Purpose: Recent developments of second generation Hsp90 inhibitors suggested a potential for development of this class of molecules also in tumors that have become resistant to molecular targeted agents. Disease progression is often due to brain metastases, sometimes related to insufficient drug concentrations within the brain. Our objective was to identify and characterize a novel inhibitor of Hsp90 able to cross the blood–brain barrier (BBB).Experimental Design: Here is described a detailed biochemical and crystallographic characterization of NMS-E973. Mechanism-based anticancer activity was described in cell models, including models of resistance to kinase inhibitors. Pharmacokinetics properties were followed in plasma, tumor, liver, and brain. In vivo activity and pharmacodynamics, as well as the pharmacokinetic/pharmacodynamic relationships, were evaluated in xenografts, including an intracranially implanted melanoma model.Results: NMS-E973, representative of a novel isoxazole-derived class of Hsp90 inhibitors, binds Hsp90α with subnanomolar affinity and high selectivity towards kinases, as well as other ATPases.
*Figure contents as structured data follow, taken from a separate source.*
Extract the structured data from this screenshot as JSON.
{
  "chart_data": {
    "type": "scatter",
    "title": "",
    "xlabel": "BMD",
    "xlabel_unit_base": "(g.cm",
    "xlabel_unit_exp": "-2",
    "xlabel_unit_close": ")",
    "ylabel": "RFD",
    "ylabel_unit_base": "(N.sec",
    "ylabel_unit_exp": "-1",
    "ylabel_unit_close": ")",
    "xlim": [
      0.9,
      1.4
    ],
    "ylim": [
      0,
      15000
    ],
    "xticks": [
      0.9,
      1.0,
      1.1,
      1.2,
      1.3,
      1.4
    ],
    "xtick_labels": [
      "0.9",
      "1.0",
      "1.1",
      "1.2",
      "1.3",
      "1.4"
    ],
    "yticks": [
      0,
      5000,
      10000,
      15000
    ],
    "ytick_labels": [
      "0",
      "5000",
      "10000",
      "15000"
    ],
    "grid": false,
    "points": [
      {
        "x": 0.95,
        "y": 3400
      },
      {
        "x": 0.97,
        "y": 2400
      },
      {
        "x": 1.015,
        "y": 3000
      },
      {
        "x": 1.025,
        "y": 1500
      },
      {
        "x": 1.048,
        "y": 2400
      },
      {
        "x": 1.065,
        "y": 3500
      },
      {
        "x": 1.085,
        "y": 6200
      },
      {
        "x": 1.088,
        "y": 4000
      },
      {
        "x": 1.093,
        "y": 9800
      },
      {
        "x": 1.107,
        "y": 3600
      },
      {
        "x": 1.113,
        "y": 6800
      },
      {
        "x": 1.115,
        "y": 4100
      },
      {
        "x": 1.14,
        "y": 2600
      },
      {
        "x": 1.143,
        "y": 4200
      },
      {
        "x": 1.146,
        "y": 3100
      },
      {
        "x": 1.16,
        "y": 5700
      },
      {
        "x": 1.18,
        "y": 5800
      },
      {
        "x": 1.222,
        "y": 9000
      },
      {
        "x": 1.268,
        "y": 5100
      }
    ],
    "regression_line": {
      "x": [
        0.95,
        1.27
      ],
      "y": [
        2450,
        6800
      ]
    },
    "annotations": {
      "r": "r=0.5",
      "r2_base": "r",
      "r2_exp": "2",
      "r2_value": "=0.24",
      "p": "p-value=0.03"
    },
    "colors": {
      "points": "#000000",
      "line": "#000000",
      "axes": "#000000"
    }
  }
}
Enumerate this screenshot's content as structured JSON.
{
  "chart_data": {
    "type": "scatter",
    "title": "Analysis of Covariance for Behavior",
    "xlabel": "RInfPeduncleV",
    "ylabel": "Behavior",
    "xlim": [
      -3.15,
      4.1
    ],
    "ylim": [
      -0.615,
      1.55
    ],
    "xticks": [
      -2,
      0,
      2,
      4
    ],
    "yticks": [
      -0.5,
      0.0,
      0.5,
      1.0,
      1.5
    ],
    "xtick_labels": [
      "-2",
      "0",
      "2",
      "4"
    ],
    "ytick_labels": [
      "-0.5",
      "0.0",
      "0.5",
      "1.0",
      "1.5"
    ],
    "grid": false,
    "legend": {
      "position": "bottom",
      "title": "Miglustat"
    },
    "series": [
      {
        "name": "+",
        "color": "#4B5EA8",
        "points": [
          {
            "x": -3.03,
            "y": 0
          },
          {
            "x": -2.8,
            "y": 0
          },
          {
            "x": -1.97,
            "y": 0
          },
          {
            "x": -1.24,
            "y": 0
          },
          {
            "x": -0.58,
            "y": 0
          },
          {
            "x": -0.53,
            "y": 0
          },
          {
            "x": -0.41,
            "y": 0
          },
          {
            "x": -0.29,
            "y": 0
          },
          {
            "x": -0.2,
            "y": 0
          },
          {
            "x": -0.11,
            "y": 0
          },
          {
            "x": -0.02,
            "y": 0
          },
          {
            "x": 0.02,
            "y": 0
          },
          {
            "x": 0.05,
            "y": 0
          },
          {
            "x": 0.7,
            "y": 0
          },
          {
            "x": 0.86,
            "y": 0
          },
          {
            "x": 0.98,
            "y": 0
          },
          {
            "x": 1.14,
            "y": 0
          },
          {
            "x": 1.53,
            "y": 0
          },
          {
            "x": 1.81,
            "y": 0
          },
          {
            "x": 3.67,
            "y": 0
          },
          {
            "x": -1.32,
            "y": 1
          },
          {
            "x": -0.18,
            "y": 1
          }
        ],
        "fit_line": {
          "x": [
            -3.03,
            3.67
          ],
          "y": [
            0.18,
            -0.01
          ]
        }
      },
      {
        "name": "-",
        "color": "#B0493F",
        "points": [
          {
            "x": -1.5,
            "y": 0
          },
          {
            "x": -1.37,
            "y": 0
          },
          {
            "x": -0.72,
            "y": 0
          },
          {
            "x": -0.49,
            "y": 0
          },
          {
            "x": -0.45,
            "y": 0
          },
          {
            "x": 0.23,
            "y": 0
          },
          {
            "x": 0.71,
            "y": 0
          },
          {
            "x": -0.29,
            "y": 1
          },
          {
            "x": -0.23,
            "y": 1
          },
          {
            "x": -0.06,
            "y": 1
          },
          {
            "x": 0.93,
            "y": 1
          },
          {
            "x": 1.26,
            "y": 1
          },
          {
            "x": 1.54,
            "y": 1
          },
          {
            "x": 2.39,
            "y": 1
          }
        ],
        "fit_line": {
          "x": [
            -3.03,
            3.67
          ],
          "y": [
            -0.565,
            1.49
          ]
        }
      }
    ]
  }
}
It possesses potent antiproliferative activity against tumor cell lines and a favorable pharmacokinetic profile, with selective retention in tumor tissue and ability to cross the BBB. NMS-E973 induces tumor shrinkage in different human tumor xenografts, and is highly active in models of resistance to kinase inhibitors. Moreover, consistent with its brain penetration, NMS-E973 is active also in an intracranially implanted melanoma model.Conclusions: Overall, the efficacy profile of NMS-E973 suggests a potential for development in different clinical settings, including tumors that have become resistant to molecular targeted agents, particularly in cases of tumors which reside beyond the BBB. Clin Cancer Res; 19(13); 3520–32. ©2013 AACR.